Settlement = Assessment of Risk + Math

This formula describes the structural supports for settling a business dispute.

And I’m still convinced of the formula’s accuracy, based on long experience. The constancy of this formula’s application means that business people are, ultimately, rational beings—even when emotions run high.

I mentioned the formula in a recent blog post, and one kind soul asked me to explain it further. So, this is my attempt at doing so.

### Background

Here are some experiences the formula is based upon.

#### –Another Attorney

In one of my early settlement experiences as a young lawyer, I watched an attorney provide a settlement analysis like this [note: what actually happened is, undoubtedly, more sophisticated than what I remember]:

• “The amount of the claim against you is \$100,000”
• “Your defenses have a 25% chance of prevailing”
• “So, you should be willing to pay \$75,000 in settlement.”

I remember being both surprised and impressed by the analysis: it has a logic and tidiness. But I also remember a sense of unease along these lines: “Who’s to say that \$100,000 is the correct damages amount?” and “Who’s to say that odds of prevailing aren’t 50% instead of 25%?”

#### –“Assessment of Risk”

Before coming up with the settlement formula, I’d negotiated the settlements of many, many business disputes. And here’s what I’d observed about the “assessment of risk” portion of the formula:

• When one side is uncertain down deep inside (they’ll never admit it outwardly) about the strength of their position, they are willing to make concessions.
• When one side sees strong legal and factual support for its position, they aren’t willing to concede much.
• If one side truly believes the choice is between getting a small recovery vs. no recovery at all, that side will almost always choose something over nothing.

#### –“Math”

The “math” portion of the formula is applied after the risk is assessed.
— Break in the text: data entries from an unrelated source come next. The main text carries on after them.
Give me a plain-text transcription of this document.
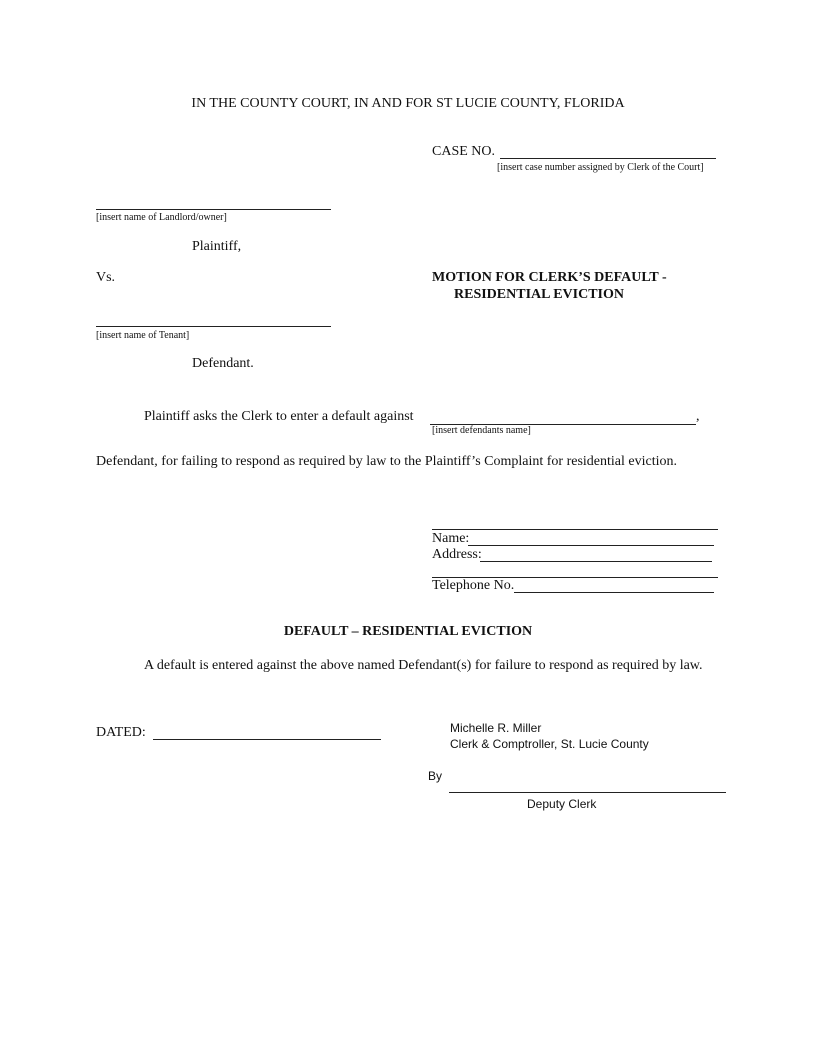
IN THE COUNTY COURT, IN AND FOR ST LUCIE COUNTY, FLORIDA
CASE NO.
[insert case number assigned by Clerk of the Court]
[insert name of Landlord/owner]
Plaintiff,
Vs.	MOTION FOR CLERK’S DEFAULT -
RESIDENTIAL EVICTION
[insert name of Tenant]
Defendant.
Plaintiff asks the Clerk to enter a default against	,
[insert defendants name]
Defendant, for failing to respond as required by law to the Plaintiff’s Complaint for residential eviction.
Name:
Address:
Telephone No.
DEFAULT – RESIDENTIAL EVICTION
A default is entered against the above named Defendant(s) for failure to respond as required by law.
DATED:	Michelle R. Miller
Clerk & Comptroller, St. Lucie County
By
Deputy Clerk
It applies the risk assessment against the amount in dispute to arrive at a settlement amount—either with precision (like the 25% example above) or generally.

Here’s how I observed the “math” portion of the formula at work:

• “Wow! We might lose. We’d better settle for the best deal we can get. Maybe now is the time to start discussing bankruptcy possibilities with the other side, to heighten their sense of risk and get the number down!”
• “We know the law favors our side, and discovery has strengthened our position. So, we are going to stand firm in negotiations on a settlement amount!”
• “Our position is strong. But the other side has no money—can’t get blood out of a turnip. So, we’d better take whatever we can get and hope the 90-day preference time expires before they end up in bankruptcy.”

### Practical Effects

An upshot of the formula is this: litigators are always probing for a sense of how the other side assesses the risks—keeping in mind that bluster often signals uncertainty—to achieve a rational basis for negotiations.

Over the years, here’s what’s made my heart beat faster and harder in negotiations: conveying a strong-position settlement offer without a clear sense of the other side’s own risk assessment.

In business disputes, the formula almost always applies—even when distrust and animosities run high. However, here are two things that can blow negotiations up, or at least create an impasse:

Parties assessing their relative risks differently; and

A stubbornness of one or both sides that is contrary to (or despite) their own risk assessments, believing a bluff will achieve concessions.

My experience is that stubbornness rarely prevails, ultimately, in business dispute negotiations, even though it is a common posture in early negotiations.

Early and accurate risk assessment is the best way an attorney can provide value to a disputing client.

### An Exception

Whenever I discuss the Settlement = Assessment of Risk + Math formula, I always mention the family-disputes exception. The exception is this:

–When a business dispute in litigation is between family members, the formula goes down the toilet.

The formula simply doesn’t apply in family disputes. That’s because family dysfunctions and animosities are inherently irrational and cannot be overcome with logic or reason. “I’ll see you in hell before you get a dime!” is often the operative adage in such circumstances. And they often mean it . . . literally!

### Conclusion

Settlement = Assessment of Risk + Math is a formula that almost always holds true, ultimately, in business negotiations. That’s a fortunate thing because its evidence of rationality in resolving business disputes.

The trick for all parties, therefore, is to (i) achieve an early and accurate assessment of one’s own risks, and (ii) get an accurate reading of the other side’s assessment of their own risks.

But if the business disputes in litigation are between family members . . . heaven help them all!